From an end-user perspective, by the time you install either, you have a nice UNIX-enough-for-me environment. They're both nice and robust feeling, and do well.
I use FreeBSD now simply because I'm lazy and I find the ports system to be the way I find easier/simplest to use. Do I care if you prefer to run Linux? Not really.
My FreeBSD desktop is behind a firewall, and I'm completely uninterested in regularly updating my OS. It just works, and doesn't ever give me any lip. I suspect many Linux users have the same stance.
If it's not out on the internet without a firewall, security patches are more of an issue. For a shockingly stable OS that I upgrade every year or so
I think Linus is correct though --- the BSDs focus on a particular design prinicpal, Linux encourages everyone to add in the things they need to make things work, and "just good enough" focues on actually providing functionality. Linux is highly successful because of that.
Lost at C:>. Found at C.
Did anyone learn anything of interest from this interview?
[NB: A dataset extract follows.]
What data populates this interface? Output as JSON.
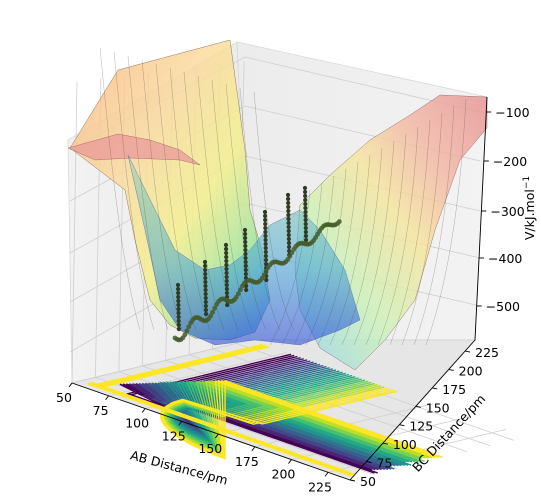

What new insight into Linux or FreeBSD did you come away with?
I think I learned just as much about open software from this article as I did from E!'s coverage of Tom Cruise and Katie Holmes.
There is much pleasure to be gained in useless knowledge.
Actually, Linux does support CPU hotplugging. Or at least on some architectures - namely, the "big" ones, like S390, IA64, ppc64 etc.
:)
That aside, you're right about support for really big iron being less advanced compared to that in Solaris, for example, but in a way, you're comparing apples with oranges here, because that only goes for the "vanilla", main-line kernel. I think it would be more fair to compare Solaris with what Linux versions are being offered by other vendors such as SGI or IBM; SGI at least has a number of patches that have not gone into mainline (yet?), because most developers aren't that concerned with tweaks that make the kernel run smoother on 512-cpu systems.
Of course, there still is a lot that Linux can learn from Solaris - but learn we will, because we don't strive to be better than anyone or anything, we strive to be *good*.
quidquid latine dictum sit altum videtur.
For the end-user, probably. But there's a huge amount of work and research left to be done with OS kernels. How about a standard driver API/ABI for OSS kernels? How about the ability to use the BSD TCP/IP stack with Linux (something I'd love to see, for reasons I won't get into here)?
How about a microkernel or an exokernel with decent performance? The HURD is essentially dead, but there's still an opportunity for a brilliant someone to come along and make a good microkernel OS, with all the security, stabillity, and maintainability that comes along with such an architecture.
Point is, there are many many opportunities for a creative kernel hacker to do new, useful things.